Indignava-se contra a facilidade da “betonização” do Algarve, considerava-se um lutador pela preservação da identidade algarvia e incluía-se, como refere no início do livro, na “geração de charneira que ainda vivenciou o Algarve impoluto, pleno de extasiantes e indescritíveis sortilégios”. 

Percebia-se que era genuíno, uma pessoa de sorriso sincero, mas também aguerrido, inquieto e inconformado: “aquilo que os meus olhos vêem todos os dias, condenou-me ao desassossego permanente”.

Refere a sua batalha contra a iniquidade do “genocídio cultural em curso no Algarve”, citando no livro esta expressão do historiador algarvio António Rosa Mendes (1954-2013).

Fernando Grade indignava-se contra a facilidade
da “betonização” do Algarve 

Fernando Silva Grade recebeu em Setembro de 2018, um ano antes da sua morte, a Medalha de Mérito Grau Ouro da Câmara Municipal de Faro, principalmente devido aos seus esforços pela defesa do património e do ambiente.

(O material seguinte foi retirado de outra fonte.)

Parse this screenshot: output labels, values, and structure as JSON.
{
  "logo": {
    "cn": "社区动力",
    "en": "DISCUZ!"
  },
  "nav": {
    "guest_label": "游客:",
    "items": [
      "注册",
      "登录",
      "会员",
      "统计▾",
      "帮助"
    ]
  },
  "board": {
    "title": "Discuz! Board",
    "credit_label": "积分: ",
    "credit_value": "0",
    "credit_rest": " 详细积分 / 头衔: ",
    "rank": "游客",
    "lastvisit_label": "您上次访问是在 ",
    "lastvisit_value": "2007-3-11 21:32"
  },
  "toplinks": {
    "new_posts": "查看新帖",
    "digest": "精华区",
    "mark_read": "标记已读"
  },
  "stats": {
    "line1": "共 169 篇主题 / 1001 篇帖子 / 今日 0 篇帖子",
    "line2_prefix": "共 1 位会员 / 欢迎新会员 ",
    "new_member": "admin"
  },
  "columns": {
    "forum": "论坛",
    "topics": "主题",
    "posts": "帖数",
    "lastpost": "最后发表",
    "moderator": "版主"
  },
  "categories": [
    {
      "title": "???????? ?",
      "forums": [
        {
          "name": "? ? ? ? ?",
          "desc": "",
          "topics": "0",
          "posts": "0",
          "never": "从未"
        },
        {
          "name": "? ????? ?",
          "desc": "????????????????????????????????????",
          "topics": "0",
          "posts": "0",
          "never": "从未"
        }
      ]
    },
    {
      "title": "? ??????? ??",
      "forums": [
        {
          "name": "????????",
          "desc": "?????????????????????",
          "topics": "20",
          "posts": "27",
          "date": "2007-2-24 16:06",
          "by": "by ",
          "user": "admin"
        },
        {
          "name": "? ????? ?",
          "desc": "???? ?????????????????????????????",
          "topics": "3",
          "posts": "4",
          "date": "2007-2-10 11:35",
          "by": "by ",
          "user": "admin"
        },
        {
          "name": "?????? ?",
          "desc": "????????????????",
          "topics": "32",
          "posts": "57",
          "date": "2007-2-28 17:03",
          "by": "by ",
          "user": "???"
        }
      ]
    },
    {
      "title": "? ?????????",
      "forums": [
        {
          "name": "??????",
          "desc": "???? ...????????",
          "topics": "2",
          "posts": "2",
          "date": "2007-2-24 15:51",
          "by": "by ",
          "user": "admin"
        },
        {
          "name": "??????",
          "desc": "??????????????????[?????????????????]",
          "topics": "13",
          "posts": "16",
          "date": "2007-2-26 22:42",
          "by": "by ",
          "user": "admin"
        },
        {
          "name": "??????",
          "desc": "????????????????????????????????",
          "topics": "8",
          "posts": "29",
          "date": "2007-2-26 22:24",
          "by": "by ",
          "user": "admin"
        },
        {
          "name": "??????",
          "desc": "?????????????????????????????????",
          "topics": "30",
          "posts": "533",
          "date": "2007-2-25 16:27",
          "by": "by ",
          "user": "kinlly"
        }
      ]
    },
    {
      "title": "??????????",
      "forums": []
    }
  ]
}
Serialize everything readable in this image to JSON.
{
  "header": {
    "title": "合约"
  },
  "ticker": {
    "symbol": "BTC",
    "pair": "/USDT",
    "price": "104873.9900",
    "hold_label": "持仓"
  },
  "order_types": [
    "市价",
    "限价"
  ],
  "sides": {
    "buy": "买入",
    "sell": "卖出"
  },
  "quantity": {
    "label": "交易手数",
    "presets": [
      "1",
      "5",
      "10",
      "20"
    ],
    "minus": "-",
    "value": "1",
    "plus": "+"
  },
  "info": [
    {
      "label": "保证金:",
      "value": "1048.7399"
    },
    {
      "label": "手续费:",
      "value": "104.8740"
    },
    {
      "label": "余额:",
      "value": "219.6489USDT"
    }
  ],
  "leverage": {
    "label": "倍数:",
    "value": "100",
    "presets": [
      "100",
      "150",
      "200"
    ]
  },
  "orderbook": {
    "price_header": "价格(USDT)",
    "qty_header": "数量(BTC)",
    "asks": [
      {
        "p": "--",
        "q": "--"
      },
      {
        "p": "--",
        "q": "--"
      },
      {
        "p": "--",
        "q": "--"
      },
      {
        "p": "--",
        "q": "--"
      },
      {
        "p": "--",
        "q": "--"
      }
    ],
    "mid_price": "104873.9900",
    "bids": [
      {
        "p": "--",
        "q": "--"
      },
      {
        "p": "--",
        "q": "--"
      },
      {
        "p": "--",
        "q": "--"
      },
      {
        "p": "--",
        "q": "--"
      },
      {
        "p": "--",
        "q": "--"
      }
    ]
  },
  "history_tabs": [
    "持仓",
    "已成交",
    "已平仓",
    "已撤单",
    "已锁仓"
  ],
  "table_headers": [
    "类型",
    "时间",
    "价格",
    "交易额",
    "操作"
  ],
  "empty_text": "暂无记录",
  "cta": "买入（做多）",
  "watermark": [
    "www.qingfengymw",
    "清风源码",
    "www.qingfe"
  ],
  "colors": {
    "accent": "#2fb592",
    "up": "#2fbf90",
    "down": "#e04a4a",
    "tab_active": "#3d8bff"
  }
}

Defendeu entusiasticamente o património arquitectónico, tendo protestado contra a demolição de vários edifícios, tanto em Olhão como em Faro. O seu activismo passou também pela escrita de vários artigos em jornais regionais e nacionais e por várias entrevistas na televisão e na rádio.

Enquanto artista plástico, pintou principalmente os temas do património e da natureza algarvia. Participou em várias exposições desde 1988, tanto a nível individual como colectivo, no país e no estrangeiro. Em 2016 visitei a sua exposição antológica, Trajectos na Galeria Arco, em Faro, que muito apreciei pela riqueza dos pormenores em cada quadro e pelos contrastes de luz e sombra com que retratou paisagens da região.

Ao voltar a pegar no livro O Algarve tal como o destruímos, que apresentei no Sotavento e no Barlavento, em 2014, ano em que foi publicado pela Escritório Editora, encontrei esta anotação manuscrita: “Fernando Silva Grade sonha com um Algarve onde as casas no meio rural ainda possam continuar a ser caiadas e com a brancura a contrastar com a pedra, em vez do uso de tinta plástica. Casas onde as portas e janelas de madeira não sejam substituídas pela caixilharia de alumínio.”

Tinha uma sensibilidade artística e ambiental que o tornaram um dinamizador de várias iniciativas contra a descaracterização da região e a favor de um Algarve mais genuíno.

Acredito que essas iniciativas terão continuidade, porque temos neste território gente atenta e empenhada em construir um Algarve tal como o idealizamos!